Stock declined an interview request. She agreed by email to respond to written questions, but didn’t answer most of them, including specifics about her views on whether she thinks parents should get their children vaccinated against polio or measles.

In a statement, Stock said “establishment” figures including Republican leadership and special interests are supporting her opponent because “I can’t be bought or controlled.” She pledged to fight for legislation that positively impacts people’s lives. 

“I am not running on the single issue of medical freedom, but I am going to apply that same tenacity to fighting to end property taxes for seniors and homeowners, fighting to ensure that data center development is 100% in the hands of voters, and to identify and clean up fraud in Medicaid and cut spending in our budget,” she said. “And I won’t be voting for any taxpayer funded pet projects for leadership.”

For years, she has clashed with physicians, public health workers and sympathetic lawmakers over vaccines, regularly proclaiming their supposed dangers or bashing school immunization requirements. 

Before anyone had ever heard of COVID-19, you could find Stock quoted in local media downplaying the death rate of the measles virus. The Ohio Chapter of the American Academy of Pediatrics in 2019 issued a warning about anti-vaccination advocacy cards that Stock and the Ohio Advocates for Medical Freedom were distributing to children with their Halloween candy. 

“Safe vaccines don’t exist,” the cards state, per WKRC, a Cincinnati TV station

Stock, as is common within the movement, objects to the term “anti-vaccine” and classifies herself as pro-”medical freedom.” She has become a fixture at the Statehouse, supporting legislation to revoke COVID-19 mask requirements or to prohibit water officials from adding fluoride to public systems

“A bio-weapon attack could happen at any time,” she said at the Ohio Christian Alliance candidate forum. “What laws do we have in place to ensure that we will remain open and will still be able to function?”

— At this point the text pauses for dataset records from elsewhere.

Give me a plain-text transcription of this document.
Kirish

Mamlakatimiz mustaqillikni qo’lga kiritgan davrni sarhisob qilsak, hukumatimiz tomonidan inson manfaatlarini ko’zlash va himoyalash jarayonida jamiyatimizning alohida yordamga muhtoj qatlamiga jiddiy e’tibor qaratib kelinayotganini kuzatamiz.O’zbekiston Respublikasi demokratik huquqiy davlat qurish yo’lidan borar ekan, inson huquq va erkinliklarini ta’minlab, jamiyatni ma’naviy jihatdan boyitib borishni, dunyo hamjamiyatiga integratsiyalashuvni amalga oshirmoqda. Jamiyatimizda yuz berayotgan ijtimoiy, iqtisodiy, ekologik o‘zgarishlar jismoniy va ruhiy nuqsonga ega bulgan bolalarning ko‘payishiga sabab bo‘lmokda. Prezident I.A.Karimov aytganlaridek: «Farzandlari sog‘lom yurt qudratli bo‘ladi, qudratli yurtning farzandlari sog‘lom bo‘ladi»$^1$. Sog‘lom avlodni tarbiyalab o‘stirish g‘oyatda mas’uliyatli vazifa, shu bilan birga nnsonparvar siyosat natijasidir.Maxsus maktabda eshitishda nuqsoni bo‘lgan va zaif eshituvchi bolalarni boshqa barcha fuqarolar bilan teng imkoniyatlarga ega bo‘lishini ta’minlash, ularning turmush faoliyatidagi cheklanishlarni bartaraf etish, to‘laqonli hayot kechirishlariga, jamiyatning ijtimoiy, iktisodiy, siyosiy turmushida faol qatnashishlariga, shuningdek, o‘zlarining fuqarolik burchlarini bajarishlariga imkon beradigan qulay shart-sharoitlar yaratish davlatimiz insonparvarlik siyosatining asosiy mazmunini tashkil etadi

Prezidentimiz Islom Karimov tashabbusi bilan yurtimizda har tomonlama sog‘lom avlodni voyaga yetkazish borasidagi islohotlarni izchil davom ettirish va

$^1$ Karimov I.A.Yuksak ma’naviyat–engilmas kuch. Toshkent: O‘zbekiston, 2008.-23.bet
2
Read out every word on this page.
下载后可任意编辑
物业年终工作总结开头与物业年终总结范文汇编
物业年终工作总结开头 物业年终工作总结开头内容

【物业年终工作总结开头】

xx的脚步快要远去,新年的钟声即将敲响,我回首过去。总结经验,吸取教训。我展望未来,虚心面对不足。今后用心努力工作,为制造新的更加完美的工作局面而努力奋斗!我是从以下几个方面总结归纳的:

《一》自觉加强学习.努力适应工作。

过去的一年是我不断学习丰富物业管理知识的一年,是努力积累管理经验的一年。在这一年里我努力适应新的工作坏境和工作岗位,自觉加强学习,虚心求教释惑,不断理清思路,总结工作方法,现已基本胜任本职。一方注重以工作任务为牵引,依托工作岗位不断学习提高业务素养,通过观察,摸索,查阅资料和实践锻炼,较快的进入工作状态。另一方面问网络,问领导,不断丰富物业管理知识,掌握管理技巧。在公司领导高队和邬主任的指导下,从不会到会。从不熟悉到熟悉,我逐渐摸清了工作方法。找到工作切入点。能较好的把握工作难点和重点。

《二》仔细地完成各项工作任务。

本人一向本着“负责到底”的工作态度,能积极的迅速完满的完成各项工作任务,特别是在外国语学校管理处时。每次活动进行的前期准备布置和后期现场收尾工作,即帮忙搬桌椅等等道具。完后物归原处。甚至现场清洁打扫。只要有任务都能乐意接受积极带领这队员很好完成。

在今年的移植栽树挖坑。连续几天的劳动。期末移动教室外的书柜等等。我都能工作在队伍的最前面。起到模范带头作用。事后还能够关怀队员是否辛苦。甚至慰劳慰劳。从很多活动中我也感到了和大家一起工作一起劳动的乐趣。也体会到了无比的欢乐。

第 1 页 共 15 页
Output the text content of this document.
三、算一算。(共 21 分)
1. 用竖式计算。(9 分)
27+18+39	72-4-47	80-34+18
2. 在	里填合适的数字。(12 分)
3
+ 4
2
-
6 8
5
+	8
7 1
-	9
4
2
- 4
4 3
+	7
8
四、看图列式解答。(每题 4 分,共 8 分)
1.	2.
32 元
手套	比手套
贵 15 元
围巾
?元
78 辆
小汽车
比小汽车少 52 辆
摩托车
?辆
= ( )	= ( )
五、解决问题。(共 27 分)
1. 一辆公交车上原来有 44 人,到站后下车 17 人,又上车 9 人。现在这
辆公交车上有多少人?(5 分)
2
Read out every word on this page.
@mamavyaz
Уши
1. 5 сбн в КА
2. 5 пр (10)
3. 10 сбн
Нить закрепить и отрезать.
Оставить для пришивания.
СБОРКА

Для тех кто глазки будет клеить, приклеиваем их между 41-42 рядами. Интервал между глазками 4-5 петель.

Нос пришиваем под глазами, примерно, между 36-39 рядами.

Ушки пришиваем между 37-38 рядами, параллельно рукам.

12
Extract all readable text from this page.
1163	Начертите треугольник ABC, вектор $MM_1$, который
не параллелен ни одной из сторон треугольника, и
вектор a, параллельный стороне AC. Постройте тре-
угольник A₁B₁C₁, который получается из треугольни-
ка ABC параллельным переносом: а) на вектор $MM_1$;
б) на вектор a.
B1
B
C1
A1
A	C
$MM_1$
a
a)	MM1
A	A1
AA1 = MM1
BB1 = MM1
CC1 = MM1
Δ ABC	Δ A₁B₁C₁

Scott Lipps, a Republican ex-chairman of the Ohio House Health Committee where he aligned with Stock about as frequently as they butted heads, predicted Kahoe will win handily.

“Stock approaches lobbying with anger and an aggressive behavior that set her own cause back,” he said in a text message.

‘The voters have seen the Trump economy’

Whichever Republican wins will face off against Spinner, an attorney with Vorys, a white-shoe law firm. He graduated from Cuyahoga Falls High School and the University of Akron. (In an echo of his possible opponent in November, he ran for the Ohio House as a high school senior.)

He has a political pedigree in the area – Summit County Democratic Party Chairman Mike Derrig noted his mother, Susan Spinner, sits on Cuyahoga Falls’ city council. Despite the district math, Derrig said the fall election won’t be as close as it looks on paper. 

“I think the voters have seen the Trump economy and want to see a change here in Ohio,” Derrig said. “They’ve seen the leadership under the Republicans.”

In an interview, Spinner singled out two people on his mind when asked why he ran for office. For one, there was his late wife, Shelby. While her loss was tragic, he said he saw what modern medicine can do when it drove her cancer into remission in November 2024, and its limitations and the compassion of its practitioners when she died about a year ago. 

In office, he said he wants to make sure everyone, not just those who can afford it, can receive such quality of care. 

The other inspiration he shared was a teacher who he said he remembers seeing fired when he was in high school. When he asked, he said it was failure to pass a school levy that necessitated the firing. He objected to the state “burden shifting” and putting it on communities to propose and pass levies to keep schools afloat, and he said he supports universal free lunches at schools to ensure no student goes hungry during the day.